Every once in a while we get reminded that the government reports that everybody pays so much attention to are only estimates of what's going on - and subject to wide variance. The WSJ's Carl Bialik (aka "The Numbers Guy") provides a good primer. Did you know, for example, that the number of out-of-work Americans in March grew by 134,000 - or possibly 500,000? Or it might have actually fallen by 200,000.

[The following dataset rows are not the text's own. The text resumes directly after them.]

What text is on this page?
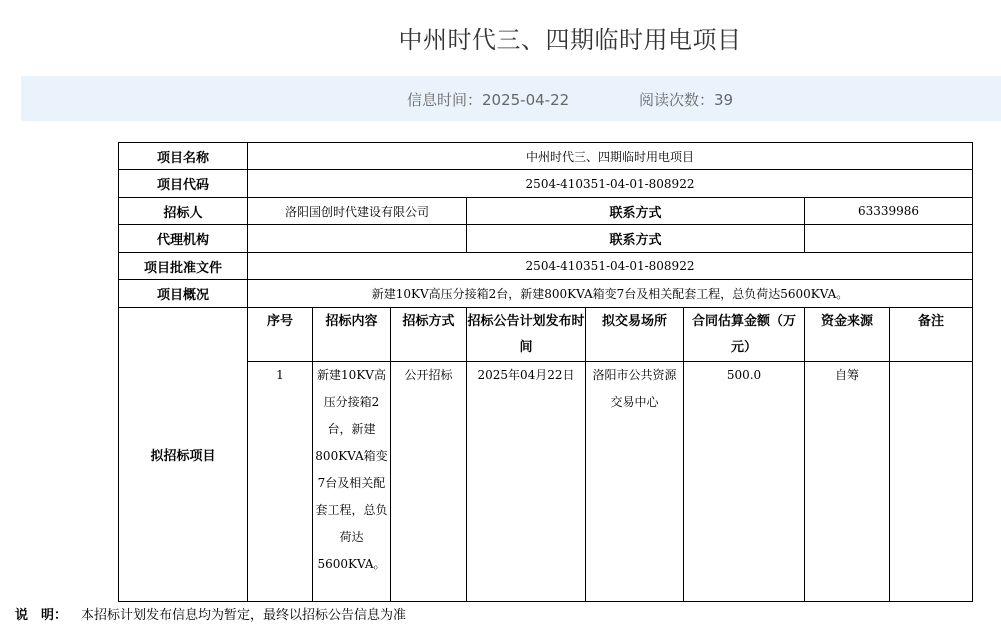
中州时代三、四期临时用电项目
信息时间：2025-04-22	阅读次数：39
项目名称	中州时代三、四期临时用电项目							
项目代码	2504-410351-04-01-808922							
招标人	洛阳国创时代建设有限公司			联系方式			63339986	
代理机构				联系方式				
项目批准文件	2504-410351-04-01-808922							
项目概况	新建10KV高压分接箱2台，新建800KVA箱变7台及相关配套工程，总负荷达5600KVA。							
拟招标项目	序号	招标内容	招标方式	招标公告计划发布时间	拟交易场所	合同估算金额（万元）	资金来源	备注
	1	新建10KV高压分接箱2台，新建800KVA箱变7台及相关配套工程，总负荷达5600KVA。	公开招标	2025年04月22日	洛阳市公共资源交易中心	500.0	自筹	
说　明： 本招标计划发布信息均为暂定，最终以招标公告信息为准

In fact, at a time when high unemployment tops many people's worries about the economic recovery, the [Bureau of Labor Statistics] can say only that it is 90% confident that the true change in the number of unemployed in March was somewhere between a drop of 243,000 and an increase of 511,000. In other words, it isn't even clear whether the number of unemployed rose or fell last month. The ranges are similarly broad for seven of the last 10 months--and for more than 75% of the time in the past decade.This isn't a failing of government or of statisticians, say economists. Instead, it is the inevitable result of trying to measure small changes in a sprawling, complex economy. There is no doubt that the unemployment rate remains near the highest it has been in decades. But the government doesn't really know how much that rate has been changing from month to month, which can be vexing for economists attempting to identify signs of a nascent recovery.
A good recent example is the California unemployment rate that went from 12.5 percent in February to 12.6 percent in March. Statistically, it was a nonevent that received way too much news coverage. Why? Because the old journalism rules require that all things are either moving on up or moving on down, even when they're not.